The legal framework for controlling highly infectious diseases is spread across multiple regimes internationally. The regime for allocating responsibility is located under the Law of Responsibility, which provides that states that violate international law have “an obligation to make full reparation for the injury caused by the internationally wrong act.” Global public health law is the most specific field regulating infectious diseases and it sets out the primary obligations of states in the International Health Regulations (2005). The Law of Responsibility necessitates us to revisit a fundamental principle of international law: Due Diligence. Particularly, it requires us to examine the extent to which States are required to act with due diligence in arresting and mitigating the spread of COVID-19, as well as to prevent further losses and new outbreaks.
‘Due diligence’ is the expression employed to assign a standard of conduct measuring whether a state has mobilized its best efforts to address certain risks, threats, or harms. In short, it is a standard of good governance, assessing whether state action is reasonable and within the contours of internationally accepted norms while responding to harm or danger. This standard constitutes the essence of various International Conventions and Customary International Law applying generally to inter-state dealings or specifically to fields such as the International Humanitarian Law, Environmental Law, Cyberspace, Human Rights Law, and, most notably, Global Public Health.
In particular, the higher the risk of certain harm and the graver the potential impact of the related situation, the greater is the effort and diligence required from States to prevent, mitigate or stop it from occurring. However, lack of competence is no excuse, as States ought to have in place the minimal governmental infrastructure enabling them to prevent, halt and/or redress harms when required.
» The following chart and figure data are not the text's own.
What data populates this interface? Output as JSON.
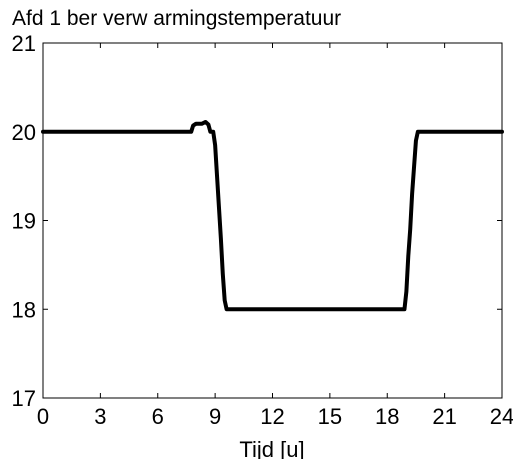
{
  "chart_data": {
    "type": "line",
    "title": "Afd 1 ber verw armingstemperatuur",
    "xlabel": "Tijd [u]",
    "ylabel": "",
    "xlim": [
      0,
      24
    ],
    "ylim": [
      17,
      21
    ],
    "xticks": [
      0,
      3,
      6,
      9,
      12,
      15,
      18,
      21,
      24
    ],
    "yticks": [
      17,
      18,
      19,
      20,
      21
    ],
    "grid": false,
    "line_color": "#000000",
    "series": [
      {
        "x": [
          0,
          7.75,
          7.85,
          8.0,
          8.3,
          8.5,
          8.65,
          8.75,
          8.9,
          9.0,
          9.1,
          9.2,
          9.3,
          9.4,
          9.5,
          9.6,
          9.75,
          10.0,
          12,
          15,
          18,
          18.9,
          19.0,
          19.1,
          19.2,
          19.3,
          19.4,
          19.5,
          19.6,
          21,
          24
        ],
        "y": [
          20,
          20,
          20.07,
          20.09,
          20.09,
          20.11,
          20.08,
          20.0,
          20.0,
          19.85,
          19.5,
          19.15,
          18.8,
          18.4,
          18.1,
          18.0,
          18.0,
          18.0,
          18.0,
          18.0,
          18.0,
          18.0,
          18.2,
          18.6,
          18.9,
          19.3,
          19.6,
          19.9,
          20.0,
          20.0,
          20.0
        ]
      }
    ]
  }
}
Also, any measure that a state employs to discharge its due diligence obligations must be coherent with Human Rights Law and other rules of International Law, such as the principle of Non-Intervention and the prohibition on the use of force. Technically four different due diligence pre-requisites are potentially relevant to the COVID-19 outbreak: a) The No-Harm Principle, b) The Duty to Protect the Right to Life; c) The Duty to Protect the Right to Health and d) Several Obligations under the International Health Regulations, 2005 (IHR).
The No-Harm Principle
The no-harm principle has been enunciated in seminal cases such as Alabama, Trail Smelter, Nuclear Weapons, and Pulp Mills, as well as in the work of the International Law Commission on the 2001 Draft Articles on the Prevention of Transboundary Harm. The principle essentially mandates States to prevent, stop and redress significant transboundary harm to other States or their populations originating from or crossing their territory or any other area under their jurisdiction or control. The obligation arises from the moment States know or should have known about the harm or the risk thereof.